Post-COVID Placement Trends
Placement trends have shifted significantly since the COVID-19 pandemic. There is now a wider range of roles and sectors, extending beyond traditional consulting, IT, and BFSI. New areas include product management, digital business, analytics, FinTech, HealthTech, and manufacturing. Recruiters seek candidates who can bridge business and technology.
There is also a strong move towards strategic and tech-led functions. Consulting remains a top domain for the PGPM cohort, but data-driven, cross-functional roles like business analytics and digital strategy are increasing. Employers prioritize problem-solving ability and technology comfort. The rapid adoption of generative AI further drives demand for cross-disciplinary thinking, creativity, and interpersonal skills.
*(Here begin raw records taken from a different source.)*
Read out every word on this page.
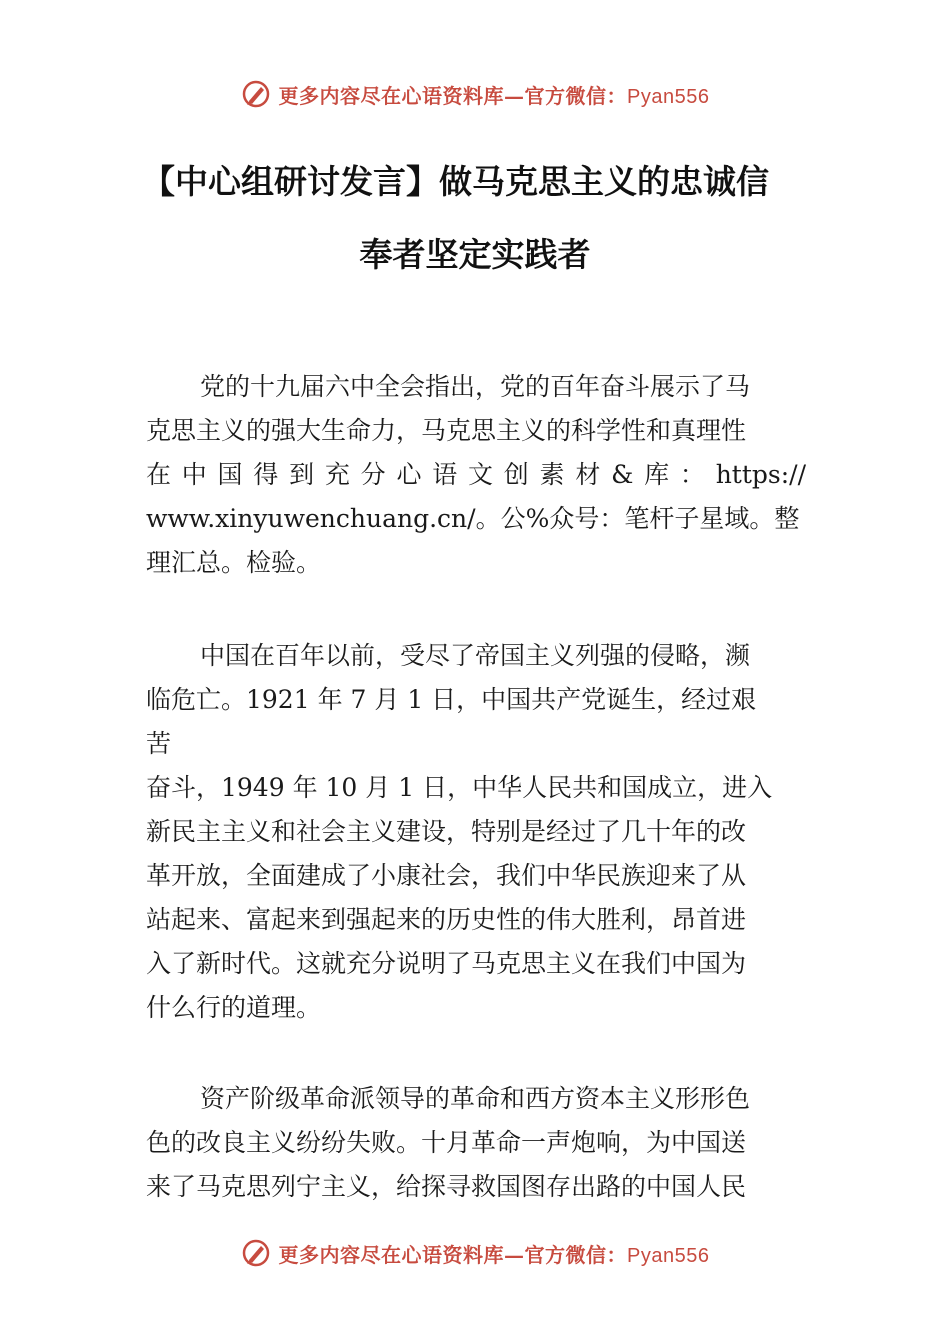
更多内容尽在心语资料库—官方微信：Pyan556
【中心组研讨发言】做马克思主义的忠诚信
奉者坚定实践者
党的十九届六中全会指出，党的百年奋斗展示了马
克思主义的强大生命力，马克思主义的科学性和真理性
在中国得到充分心语文创素材&库：https://
www.xinyuwenchuang.cn/。公%众号：笔杆子星域。整
理汇总。检验。
中国在百年以前，受尽了帝国主义列强的侵略，濒
临危亡。1921 年 7 月 1 日，中国共产党诞生，经过艰
苦
奋斗，1949 年 10 月 1 日，中华人民共和国成立，进入
新民主主义和社会主义建设，特别是经过了几十年的改
革开放，全面建成了小康社会，我们中华民族迎来了从
站起来、富起来到强起来的历史性的伟大胜利，昂首进
入了新时代。这就充分说明了马克思主义在我们中国为
什么行的道理。
资产阶级革命派领导的革命和西方资本主义形形色
色的改良主义纷纷失败。十月革命一声炮响，为中国送
来了马克思列宁主义，给探寻救国图存出路的中国人民
更多内容尽在心语资料库—官方微信：Pyan556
Policy Changes for Global Competitiveness
For Indian B-schools to compete globally, policy changes are necessary. Lakhamraju advocates for greater autonomy for institutions, moving from regulatory control to enablement. Simplifying approvals for new program formats, global collaborations, and joint certifications would allow schools to respond faster to emerging trends.
Policies should also encourage faculty exchange, international research partnerships, and recognition of global accreditations (AACSB, AMBA, EQUIS). He stated regulators should focus on supporting and measuring outcomes rather than controlling inputs. Investment in research from both public and private sectors is also crucial to improve quality and impact.
NIRF Ranking Framework Assessment
The National Institutional Ranking Framework (NIRF) assesses institutions based on teaching, graduation outcomes, and infrastructure. However, Lakhamraju noted it does not fully capture the strengths of standalone B-schools like Great Lakes, which excel in pedagogy, experiential learning, and industry engagement.
Two main challenges exist: research and perception. The research parameter, which accounts for nearly one-third of the score, heavily weights publication volume and citations. This benefits large multidisciplinary universities more than focused B-schools, whose output is often practice-oriented, such as case studies or industry reports.
Perception is another opaque factor that tends to favor historical awareness over current performance. This makes it harder for newer institutions to gain recognition despite strong outcomes.
Recommended NIRF Improvements
- Customized Research Metrics: Evolve the research metric for management education to include practice-based outputs like policy papers and consulting reports, alongside academic publications.
- Transparent Perception: Replace opaque surveys with objective, measurable student and recruiter outcomes. Recruiters’ hiring patterns could serve as a clearer indicator of perception.
- Discipline-Sensitive Weighting: Introduce separate categories or adjust weighting for standalone institutions. Teaching excellence, corporate engagement, and learner outcomes should receive higher proportional weight.